Dans la salle on croise aussi bien des mecs avec des t-shirts de Vitalic ou de Paul Kalkbrenner que d’Amen Ra. Voilà le genre d’éclectisme qui nous rend déjà heureux alors que rien ne s’est encore passé. Inutile de préciser que l’AB affiche complet depuis des mois pour ce concert de RONE et que c’est donc une grande salle bouillonnante qui accueille le bonhomme dans son décor de verre et de plexiglass aux effets de miroirs s’enchevêtrant les uns dans les autres. Le son d’une énorme basse se fait alors entendre à intervalle régulier, résonnant comme un gong. Rone prend place derrière ses machines et tablettes pour lancer les premières notes de “Bye Bye Macadam”, titre phare de sa discographie. Après une longue et lumineuse montée en tension, il déroule le beat du titre, rendant celui-ci aussi hypnotique qu’euphorisant. L’AB exulte pour la première fois de la soirée.

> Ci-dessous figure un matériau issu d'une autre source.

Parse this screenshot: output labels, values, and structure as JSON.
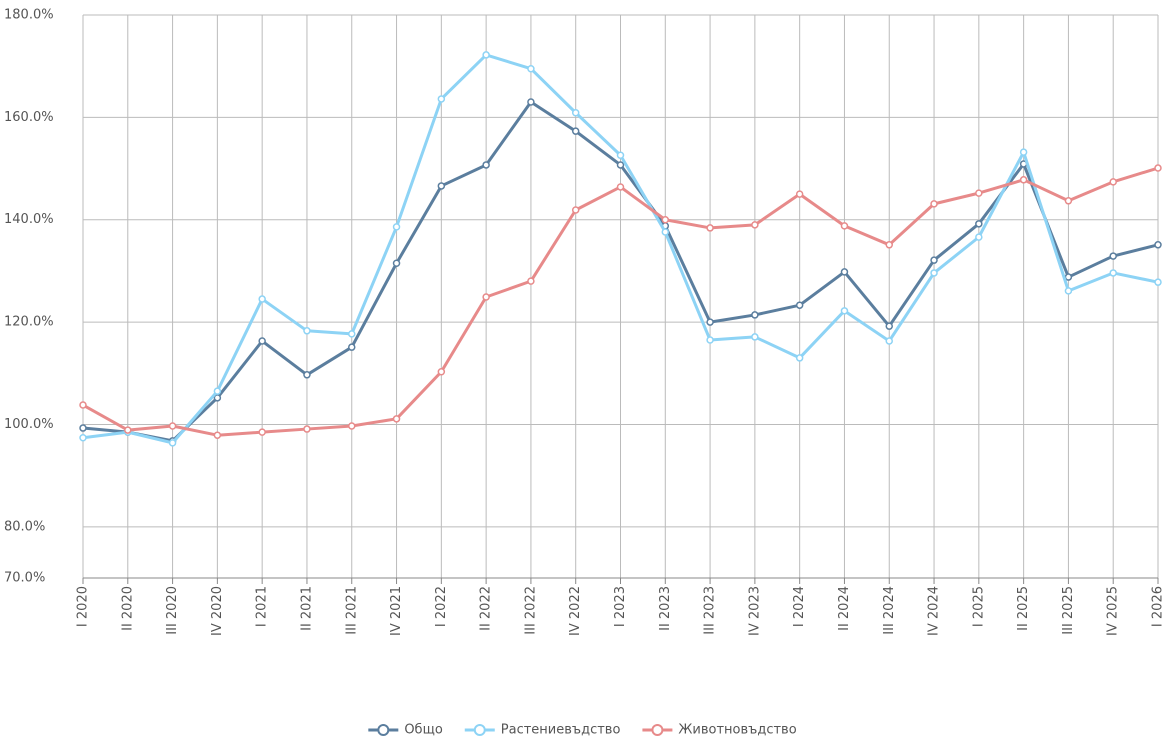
{
  "chart_data": {
    "type": "line",
    "categories": [
      "I 2020",
      "II 2020",
      "III 2020",
      "IV 2020",
      "I 2021",
      "II 2021",
      "III 2021",
      "IV 2021",
      "I 2022",
      "II 2022",
      "III 2022",
      "IV 2022",
      "I 2023",
      "II 2023",
      "III 2023",
      "IV 2023",
      "I 2024",
      "II 2024",
      "III 2024",
      "IV 2024",
      "I 2025",
      "II 2025",
      "III 2025",
      "IV 2025",
      "I 2026"
    ],
    "series": [
      {
        "name": "Общо",
        "color": "#5b7e9e",
        "values": [
          99.3,
          98.5,
          96.8,
          105.2,
          116.3,
          109.7,
          115.1,
          131.5,
          146.6,
          150.7,
          163.0,
          157.3,
          150.7,
          138.8,
          120.0,
          121.4,
          123.3,
          129.8,
          119.2,
          132.1,
          139.2,
          150.9,
          128.8,
          132.9,
          135.1
        ]
      },
      {
        "name": "Растениевъдство",
        "color": "#8dd3f5",
        "values": [
          97.4,
          98.5,
          96.4,
          106.5,
          124.5,
          118.3,
          117.7,
          138.6,
          163.6,
          172.2,
          169.5,
          160.9,
          152.6,
          137.6,
          116.5,
          117.1,
          113.0,
          122.2,
          116.3,
          129.6,
          136.6,
          153.2,
          126.1,
          129.6,
          127.8
        ]
      },
      {
        "name": "Животновъдство",
        "color": "#e78a8a",
        "values": [
          103.8,
          98.9,
          99.7,
          97.9,
          98.5,
          99.1,
          99.7,
          101.1,
          110.3,
          124.9,
          128.0,
          141.9,
          146.4,
          140.0,
          138.4,
          139.0,
          145.0,
          138.8,
          135.1,
          143.1,
          145.2,
          147.8,
          143.7,
          147.4,
          150.1
        ]
      }
    ],
    "ylim": [
      70,
      180
    ],
    "yticks": [
      {
        "value": 70,
        "label": "70.0%"
      },
      {
        "value": 80,
        "label": "80.0%"
      },
      {
        "value": 100,
        "label": "100.0%"
      },
      {
        "value": 120,
        "label": "120.0%"
      },
      {
        "value": 140,
        "label": "140.0%"
      },
      {
        "value": 160,
        "label": "160.0%"
      },
      {
        "value": 180,
        "label": "180.0%"
      }
    ],
    "grid": true,
    "legend": "bottom"
  }
}
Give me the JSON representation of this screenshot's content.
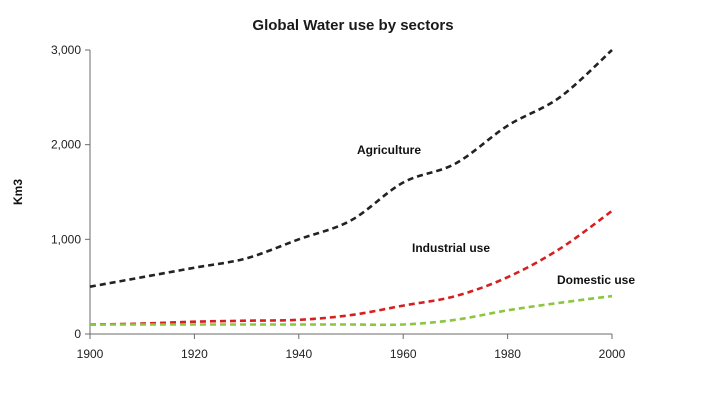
{
  "chart_data": {
    "type": "line",
    "title": "Global Water use by sectors",
    "xlabel": "",
    "ylabel": "Km3",
    "xlim": [
      1900,
      2000
    ],
    "ylim": [
      0,
      3000
    ],
    "x_ticks": [
      1900,
      1920,
      1940,
      1960,
      1980,
      2000
    ],
    "y_ticks": [
      0,
      1000,
      2000,
      3000
    ],
    "y_tick_labels": [
      "0",
      "1,000",
      "2,000",
      "3,000"
    ],
    "grid": false,
    "legend": "inline labels",
    "series": [
      {
        "name": "Agriculture",
        "color": "#222222",
        "x": [
          1900,
          1910,
          1920,
          1930,
          1940,
          1950,
          1960,
          1970,
          1980,
          1990,
          2000
        ],
        "y": [
          500,
          600,
          700,
          800,
          1000,
          1200,
          1600,
          1800,
          2200,
          2500,
          3000
        ]
      },
      {
        "name": "Industrial use",
        "color": "#d42020",
        "x": [
          1900,
          1910,
          1920,
          1930,
          1940,
          1950,
          1960,
          1970,
          1980,
          1990,
          2000
        ],
        "y": [
          100,
          110,
          130,
          140,
          150,
          200,
          300,
          400,
          600,
          900,
          1300
        ]
      },
      {
        "name": "Domestic use",
        "color": "#8cc640",
        "x": [
          1900,
          1910,
          1920,
          1930,
          1940,
          1950,
          1960,
          1970,
          1980,
          1990,
          2000
        ],
        "y": [
          100,
          100,
          100,
          100,
          100,
          100,
          100,
          150,
          250,
          330,
          400
        ]
      }
    ]
  }
}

Comme toujours, l’acoustique de l’AB fait des merveilles et permet de diffuser un son aussi puissant que clair, où chaque couche sonore, chaque nappe synthétique trouve sa place avec équilibre. Nos oreilles n’ont donc plus qu’à se laisser porter, et nos corps suivre le mouvement de danse général qui s’est emparé de la salle. Rone n’a pas fait les choses à moitié (le contraire nous aurait bien étonné) puisque le lightshow est chargé, tournoyant et intense. Comme on dit dans ces cas-là : sale temps pour les épileptiques. Mais c’est un régal hypnotique. Le rouge et le blanc dominent, avec parfois quelques incursions plus colorées. Le décor de plexiglass s’anime lui aussi, entre reflets lumineux et projections d’images ou de messages. Le set de ce soir n’a rien de contemplatif, il est clairement orienté dancefloor. Cependant, Rone possède le talent de construire une grosse ambiance tout en prenant le soin de mettre en avant la finesse mélodique des titres joués.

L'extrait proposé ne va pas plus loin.